Nel pieno dell’estate milanese, tra uffici che si svuotano, ferie a rotazione e una città che prova a rallentare solo in apparenza, il tema delle pensioni resta tutt’altro che distante. Anzi, per molti lavoratori sotto la Madonnina è una domanda concreta: che cosa accadrà quando il percorso contributivo non basterà a costruire un assegno dignitoso?
È il punto su cui torna il dibattito rilanciato da Giubboni, docente dell’Università di Perugia, che richiama un limite strutturale del sistema contributivo: la sua impostazione premia soprattutto la continuità dei versamenti, ma fatica a proteggere chi ha carriere spezzate, redditi bassi, periodi di precarietà o lunghe interruzioni. In altre parole, manca una vera componente di solidarietà capace di assorbire le disuguaglianze lungo il percorso lavorativo.
Per una metropoli come Milano, dove convivono settori ad alta qualificazione e lavori più fragili nei servizi, nel commercio, nella logistica e nell’assistenza, il tema è particolarmente sensibile. La città è spesso raccontata come locomotiva economica, ma dietro i numeri ci sono percorsi professionali molto diversi: chi accumula contributi in modo stabile e chi, invece, passa da un contratto all’altro senza riuscire a costruire un futuro previdenziale solido.

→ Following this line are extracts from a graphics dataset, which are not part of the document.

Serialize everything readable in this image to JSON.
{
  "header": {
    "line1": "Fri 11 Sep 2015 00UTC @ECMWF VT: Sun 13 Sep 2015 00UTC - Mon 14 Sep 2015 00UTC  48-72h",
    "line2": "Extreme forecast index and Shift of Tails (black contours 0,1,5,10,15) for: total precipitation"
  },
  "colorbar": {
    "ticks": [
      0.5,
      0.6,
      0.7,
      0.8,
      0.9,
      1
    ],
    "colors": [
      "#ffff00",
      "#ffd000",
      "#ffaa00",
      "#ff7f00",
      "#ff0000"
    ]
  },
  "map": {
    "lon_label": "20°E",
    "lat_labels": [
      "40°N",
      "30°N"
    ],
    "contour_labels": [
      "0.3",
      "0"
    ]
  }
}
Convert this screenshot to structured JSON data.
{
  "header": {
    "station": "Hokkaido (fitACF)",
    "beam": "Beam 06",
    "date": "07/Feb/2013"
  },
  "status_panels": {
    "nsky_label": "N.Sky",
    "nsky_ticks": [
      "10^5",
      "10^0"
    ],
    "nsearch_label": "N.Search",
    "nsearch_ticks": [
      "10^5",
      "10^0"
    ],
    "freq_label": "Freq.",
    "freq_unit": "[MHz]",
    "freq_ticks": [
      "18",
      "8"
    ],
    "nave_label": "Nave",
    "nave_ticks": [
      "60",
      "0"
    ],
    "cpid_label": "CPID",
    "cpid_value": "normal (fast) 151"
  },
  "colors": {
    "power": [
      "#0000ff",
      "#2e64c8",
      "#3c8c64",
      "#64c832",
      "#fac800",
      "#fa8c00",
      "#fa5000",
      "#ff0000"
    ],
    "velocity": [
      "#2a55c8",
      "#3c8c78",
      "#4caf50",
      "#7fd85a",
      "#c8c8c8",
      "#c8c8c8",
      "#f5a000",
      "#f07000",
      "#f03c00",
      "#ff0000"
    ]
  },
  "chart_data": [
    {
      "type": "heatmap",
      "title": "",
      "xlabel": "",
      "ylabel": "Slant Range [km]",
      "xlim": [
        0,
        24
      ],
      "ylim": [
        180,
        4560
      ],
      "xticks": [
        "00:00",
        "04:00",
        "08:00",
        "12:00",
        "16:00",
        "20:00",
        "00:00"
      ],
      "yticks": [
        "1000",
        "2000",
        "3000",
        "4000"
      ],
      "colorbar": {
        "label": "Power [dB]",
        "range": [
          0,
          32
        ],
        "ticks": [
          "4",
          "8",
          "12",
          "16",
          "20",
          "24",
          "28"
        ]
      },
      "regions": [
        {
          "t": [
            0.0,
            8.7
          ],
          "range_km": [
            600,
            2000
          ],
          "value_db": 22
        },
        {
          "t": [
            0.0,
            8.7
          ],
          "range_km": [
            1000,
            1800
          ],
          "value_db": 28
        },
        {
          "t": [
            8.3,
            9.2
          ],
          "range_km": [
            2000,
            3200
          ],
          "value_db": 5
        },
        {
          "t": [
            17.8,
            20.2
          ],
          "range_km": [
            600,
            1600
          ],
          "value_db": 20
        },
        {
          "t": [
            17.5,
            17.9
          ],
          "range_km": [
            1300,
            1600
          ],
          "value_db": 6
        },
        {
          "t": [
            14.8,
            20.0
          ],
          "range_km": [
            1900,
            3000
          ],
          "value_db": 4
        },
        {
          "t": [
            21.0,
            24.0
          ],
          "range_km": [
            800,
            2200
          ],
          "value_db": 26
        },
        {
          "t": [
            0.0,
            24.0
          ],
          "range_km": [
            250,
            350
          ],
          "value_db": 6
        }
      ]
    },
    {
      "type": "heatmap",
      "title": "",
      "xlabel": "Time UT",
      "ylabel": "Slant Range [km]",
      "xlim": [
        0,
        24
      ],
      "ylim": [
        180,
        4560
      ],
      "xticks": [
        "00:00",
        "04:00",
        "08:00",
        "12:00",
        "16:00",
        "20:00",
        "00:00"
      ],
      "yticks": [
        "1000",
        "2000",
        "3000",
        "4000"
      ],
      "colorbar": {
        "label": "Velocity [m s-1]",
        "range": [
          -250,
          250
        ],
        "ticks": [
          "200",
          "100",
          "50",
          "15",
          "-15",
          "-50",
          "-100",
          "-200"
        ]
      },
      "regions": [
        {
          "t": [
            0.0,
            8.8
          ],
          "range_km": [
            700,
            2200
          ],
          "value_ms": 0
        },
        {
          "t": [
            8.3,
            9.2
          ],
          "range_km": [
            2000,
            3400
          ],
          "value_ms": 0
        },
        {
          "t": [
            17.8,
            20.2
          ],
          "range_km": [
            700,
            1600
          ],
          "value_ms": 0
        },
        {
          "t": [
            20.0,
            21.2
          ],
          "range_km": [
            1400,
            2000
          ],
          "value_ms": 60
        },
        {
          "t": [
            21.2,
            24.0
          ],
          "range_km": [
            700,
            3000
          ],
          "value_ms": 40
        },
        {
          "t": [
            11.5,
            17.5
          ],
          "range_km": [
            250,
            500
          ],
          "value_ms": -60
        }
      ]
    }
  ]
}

Il nodo delle carriere discontinue
Il sistema contributivo, in linea generale, lega l’importo della pensione a quanto si è versato nel tempo. È un meccanismo trasparente, ma proprio per questo mette in evidenza tutte le fragilità del mercato del lavoro. Quando i redditi sono bassi o i versamenti irregolari, l’assegno futuro rischia di diventare insufficiente anche dopo molti anni di attività.
Da qui l’idea di una pensione contributiva di garanzia: uno strumento pensato per intervenire nelle situazioni più deboli e evitare che una vita lavorativa frammentata si traduca in una vecchiaia povera. Non si tratta solo di un correttivo tecnico, ma di una scelta di politica sociale. Il punto, infatti, è riconoscere che il lavoro di oggi non è uguale per tutti e che il welfare deve tenere conto di questa realtà.
Per Milano il ragionamento tocca anche una fascia crescente di giovani adulti, professionisti autonomi e lavoratori dei servizi avanzati che alternano periodi pieni e fasi di minor reddito. In una città dove il costo della vita resta elevato, l’idea di una pensione futura lontana e incerta pesa già adesso nelle scelte di chi cerca stabilità, casa e progettualità di lungo periodo.
Una garanzia per restituire fiducia
L’ipotesi di una garanzia previdenziale viene letta come una risposta alla distanza tra il principio contributivo puro e la realtà sociale del Paese. L’obiettivo sarebbe evitare che il sistema scarichi interamente sui singoli il rischio delle discontinuità lavorative. È un passaggio che riguarda tanto la tenuta economica quanto la coesione sociale.
In un momento dell’anno in cui molti milanesi fanno i conti con il bilancio familiare, tra spese per le vacanze, bollette che restano sullo sfondo e obiettivi di lungo periodo da non perdere di vista, la previdenza torna ad essere un capitolo da non rimandare. Il punto non è solo quanto si guadagnerà tra decenni, ma quale idea di protezione si vuole costruire già adesso.
Il dibattito, in sostanza, mette al centro una domanda semplice ma decisiva: un sistema pensionistico può limitarsi a registrare i contributi versati, oppure deve anche correggere le disuguaglianze prodotte dal mercato del lavoro? La proposta di una garanzia va esattamente in questa direzione, cercando di far pesare di più la funzione sociale della previdenza.